19. Dispute resolution

a. The parties must, without delay and in good faith, attempt to resolve any dispute which arises out of or in connection with this Agreement prior to commencing any proceedings.

b. If a party requires resolution of a dispute it must immediately submit full details of the dispute to the chief executive officer of the other party or, if the party is an individual, that individual.
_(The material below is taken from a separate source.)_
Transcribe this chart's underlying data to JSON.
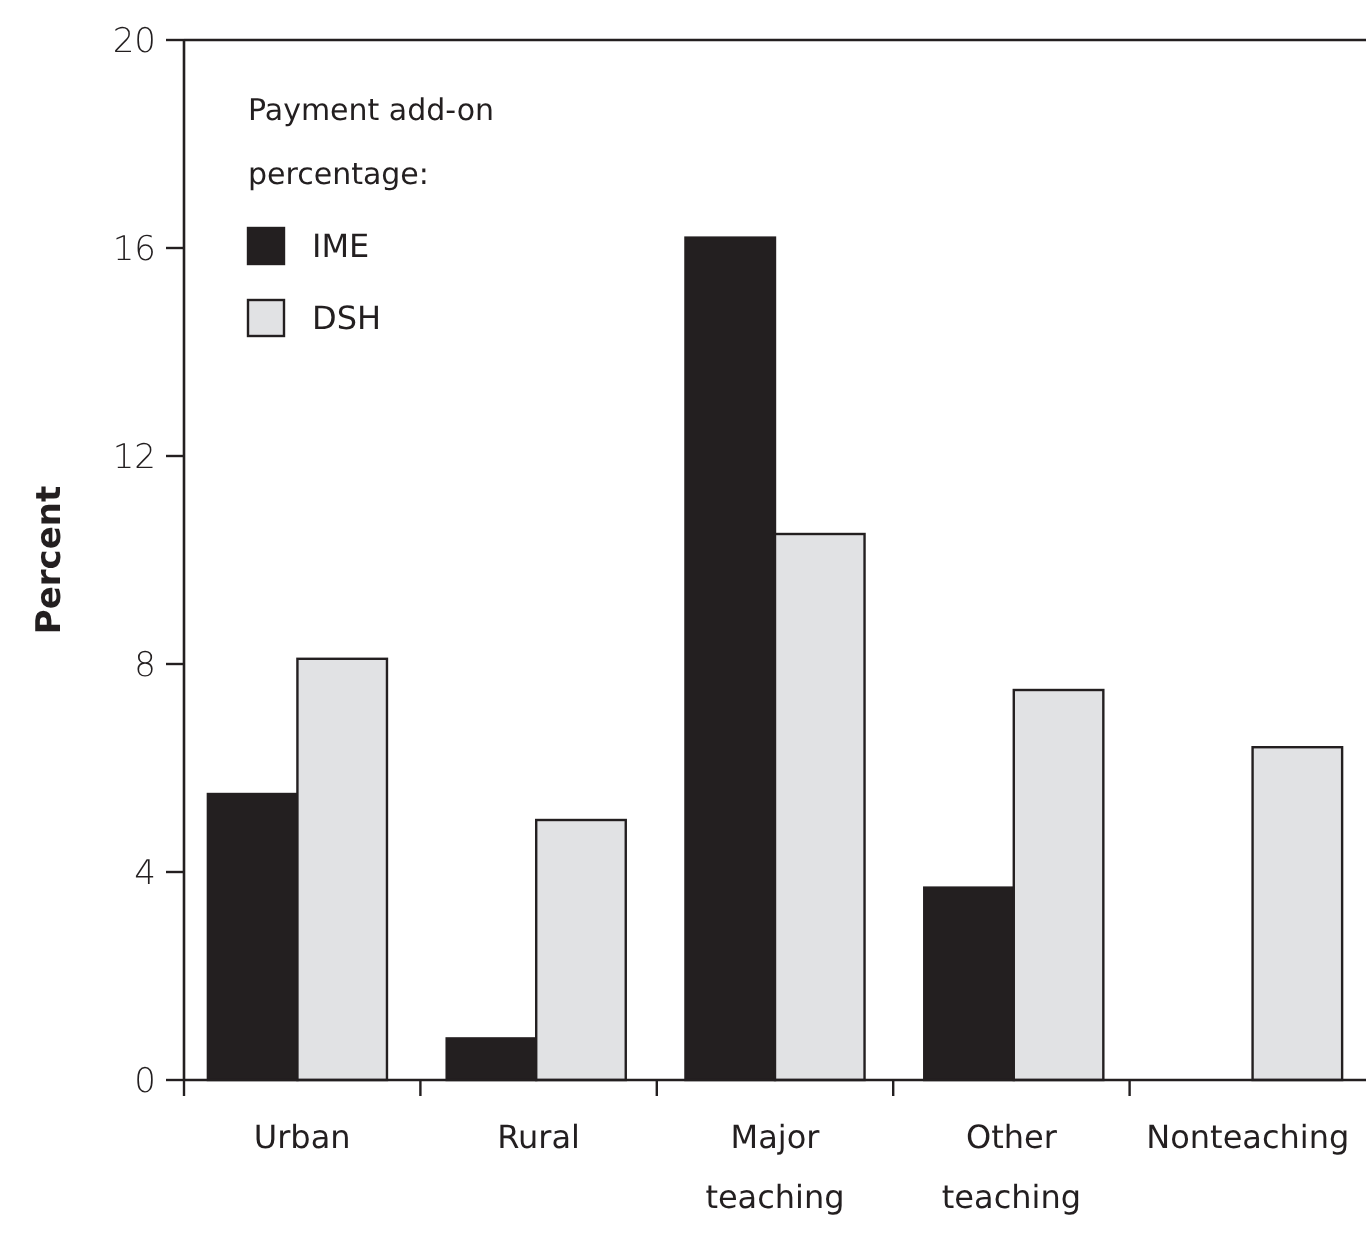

c. The parties acknowledge that compliance with this clause 18.1 is a condition precedent to any entitlement to claim relief or remedy, whether by way of proceedings in a court of law or otherwise in respect of such disputes, except:

i. in the case of applications for urgent interlocutory relief; or

ii. a breach by another party of this clause 19.

20. Force majeure

20.1 If a party (Affected Party) becomes unable, wholly or in part, to carry out an obligation under this Agreement or an Order Form (other than an obligation to pay money) due to an event beyond its reasonable control (Force Majeure), the Affected Party must give to the other party prompt written notice of:

i. reasonable details of the Force Majeure; and

ii. so far as is known, the probable extent to which the Affected Party will be unable to perform or be delayed in performing its obligation.

20.2 Subject to compliance with clause 21.1, the relevant obligation will be suspended during the Force Majeure to the extent that it is affected by the Force Majeure.

20.3 The Affected Party must use its best endeavours to overcome or remove the Force Majeure as quickly as possible.

21. General

21.1 Governing law

This Agreement is governed by the law applying in New South Wales, Australia.

21.2 Jurisdiction

Each party irrevocably submits to the exclusive jurisdiction of the courts of New South Wales, Australia and courts of appeal from them in respect of any proceedings arising out of or in connection with this Agreement. Each party irrevocably waives any objection to the venue of any legal process on the basis that the process has been brought in an inconvenient forum.

21.3 Terms of use & privacy

The Customer agrees to comply with, and agrees to ensure that its employees, contractors, agents, or any other users the Customer allows to use the Services will comply with, the clauses outlined in Cloud Happy’s Terms of Use and Privacy Policy.

21.4 Assignment

A party cannot assign, novate or otherwise transfer any of its rights or obligations under this Agreement without the prior consent of each other party (such consent not to be unreasonably withheld).

21.5 Amendments

a. This Agreement may only be amended by a document signed by each party.

b. At least 30 days before the anniversary of the Commencement Date of this Agreement, Cloud Happy may propose a variation to the Agreement by giving written notice to the Customer. If the Customer continues to accept the Services, or otherwise indicates its assent to the variation, it will be taken to have accepted the variation.

21.6 Waiver

No party to this Agreement may rely on the words or conduct of any other party as a waiver of any right unless the waiver is in writing and signed by the party granting the waiver.

21.7 Serverance

If any part of this Agreement is or becomes invalid, that part is severed from this Agreement and that severance does not limit or otherwise affect the remaining provisions of this Agreement.

21.8 Further acts and documents

Each party must promptly do all further acts and execute and deliver all further documents required by law or reasonably requested by another party to give effect to this Agreement.

21.9 Entire agreement

This Agreement embodies the entire agreement between the parties and supersedes any prior negotiation, conduct, arrangement, understanding or agreement, express or implied, in relation to the subject matter of this Agreement.